So anyways we made our selection and now we have a nice prospect for schutzhund sport and hopefully breeding but only time will tell.

Zesta's father is V Unkas zum Jürgenshof(SG BSP, 15 times SCH3, RH1, KKL1a, a-normal)
http://www.pedigreedatabase.com/gsd/pedigree/318978.html

and the mother is SG Korinna von der Huelhin Haus(sch1, kk2, ofa good)
http://www.pedigreedatabase.com/gsd/pedigree/380353.html


----------



## Robert Blok (Jul 26, 2006)

Hi Dan,

Sounds like oyu'll have some fun with this pup. You have v.Karthago in both parents, I spend a day with Herr Kemmer (v.Karthago Kennels) last month. Great people and a ton of knowledge, was great listening to his stories. Arthur is like his dogs, very sharp and always up for a joke.

Robert


----------



## Colin Chin (Sep 20, 2006)

Hi All,
I learn something today and it will beneficial to me next year when I select my own pup.
:wink: 

Regards,
Colin


----------



## Colin Chin (Sep 20, 2006)

Hi Dan,
How's Zesta doing ? Hope she's doing well. Mind sharing her progress with us here ? Cheers.


----------



## Carol Boche (May 13, 2007)

Hi Daniel, 

Congratulations on your new addition. Sounds like a lot of fun!!

I do allow certain toys in the crate or kennels with the pups. Usually it is a kong toy. Something that is fairly indestructable and safe for a youngster. 

If I have a pup that is restless in the crate, I give a kong filled with cream cheese or peanut butter with some kibble or other crunchy treats mixed in that has been frozen. 

Takes them a while to work on and also takes their mind off of being in the crate.

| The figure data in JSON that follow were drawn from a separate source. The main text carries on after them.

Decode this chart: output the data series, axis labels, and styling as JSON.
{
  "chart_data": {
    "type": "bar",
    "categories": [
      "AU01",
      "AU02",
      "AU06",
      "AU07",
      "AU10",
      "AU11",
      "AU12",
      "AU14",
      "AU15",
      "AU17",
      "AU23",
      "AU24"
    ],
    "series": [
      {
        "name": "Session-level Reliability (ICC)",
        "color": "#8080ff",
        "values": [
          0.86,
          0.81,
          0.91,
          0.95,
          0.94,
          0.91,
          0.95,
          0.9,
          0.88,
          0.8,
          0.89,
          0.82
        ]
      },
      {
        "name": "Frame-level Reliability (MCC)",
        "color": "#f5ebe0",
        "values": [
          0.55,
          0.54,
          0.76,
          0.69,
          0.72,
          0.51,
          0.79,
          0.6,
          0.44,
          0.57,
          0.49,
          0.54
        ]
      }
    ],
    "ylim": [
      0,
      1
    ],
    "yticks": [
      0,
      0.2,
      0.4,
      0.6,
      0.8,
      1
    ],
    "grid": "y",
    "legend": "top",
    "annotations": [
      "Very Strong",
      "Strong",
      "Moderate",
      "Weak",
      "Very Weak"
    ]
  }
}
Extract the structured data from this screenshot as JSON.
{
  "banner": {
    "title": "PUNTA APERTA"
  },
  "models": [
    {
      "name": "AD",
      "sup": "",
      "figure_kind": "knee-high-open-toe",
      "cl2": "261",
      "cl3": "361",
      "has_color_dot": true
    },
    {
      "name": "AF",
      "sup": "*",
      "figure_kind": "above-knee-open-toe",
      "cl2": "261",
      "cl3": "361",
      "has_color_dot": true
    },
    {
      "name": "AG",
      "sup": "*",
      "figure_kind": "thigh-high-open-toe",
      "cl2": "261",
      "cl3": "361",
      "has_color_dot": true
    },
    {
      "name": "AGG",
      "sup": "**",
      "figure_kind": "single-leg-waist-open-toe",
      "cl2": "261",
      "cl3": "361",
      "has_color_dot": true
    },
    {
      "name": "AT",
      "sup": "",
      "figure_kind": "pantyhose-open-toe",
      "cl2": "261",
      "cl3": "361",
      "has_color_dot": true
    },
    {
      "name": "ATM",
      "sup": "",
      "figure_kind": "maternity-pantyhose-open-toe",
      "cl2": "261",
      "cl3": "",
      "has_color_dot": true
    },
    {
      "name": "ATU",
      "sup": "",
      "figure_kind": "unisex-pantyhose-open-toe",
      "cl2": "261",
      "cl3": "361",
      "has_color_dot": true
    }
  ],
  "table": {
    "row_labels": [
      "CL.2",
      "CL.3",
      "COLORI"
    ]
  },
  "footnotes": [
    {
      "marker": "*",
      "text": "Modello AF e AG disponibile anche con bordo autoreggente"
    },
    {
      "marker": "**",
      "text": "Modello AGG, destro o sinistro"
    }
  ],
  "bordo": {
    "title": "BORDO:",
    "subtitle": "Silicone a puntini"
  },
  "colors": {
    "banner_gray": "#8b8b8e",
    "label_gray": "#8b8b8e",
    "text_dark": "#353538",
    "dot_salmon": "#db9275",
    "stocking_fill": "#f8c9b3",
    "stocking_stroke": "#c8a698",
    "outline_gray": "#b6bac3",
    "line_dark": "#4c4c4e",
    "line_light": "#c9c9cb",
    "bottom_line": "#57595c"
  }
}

The frozen kongs are great for teething monsters as well. 

I also use the everlasting fireplug toys...they are softer than a kong and you can fill them with mini soft treats and the pup has to roll it around a little to dislodge the prize. Again, this is to keep them occupied while they are crated and it also helps teach them that the crate is a fun place to be.


----------



## Jack Martin (Feb 12, 2008)

I tend to do the same as Carol. IMO it can help with anxiety when being left alone. It is a must that is not something that can be swallowed or chewed apart. One of my pups recently swallowed a stuffed lobster in less than a minute when an older male tried to get it from her. I was lucky and it passed.[-o<


----------



## Kadi Thingvall (Jan 22, 2007)

I leave safe toys in the kennel with my pups. If you have a high drive, oral pup, if you don't leave them something suitable to play with they will find something to play with. This can result in chewing chain link, chewing metal feed bowls, chewing on the dog house, etc All bad habits, and potentially very destructive to their teeth over time.


----------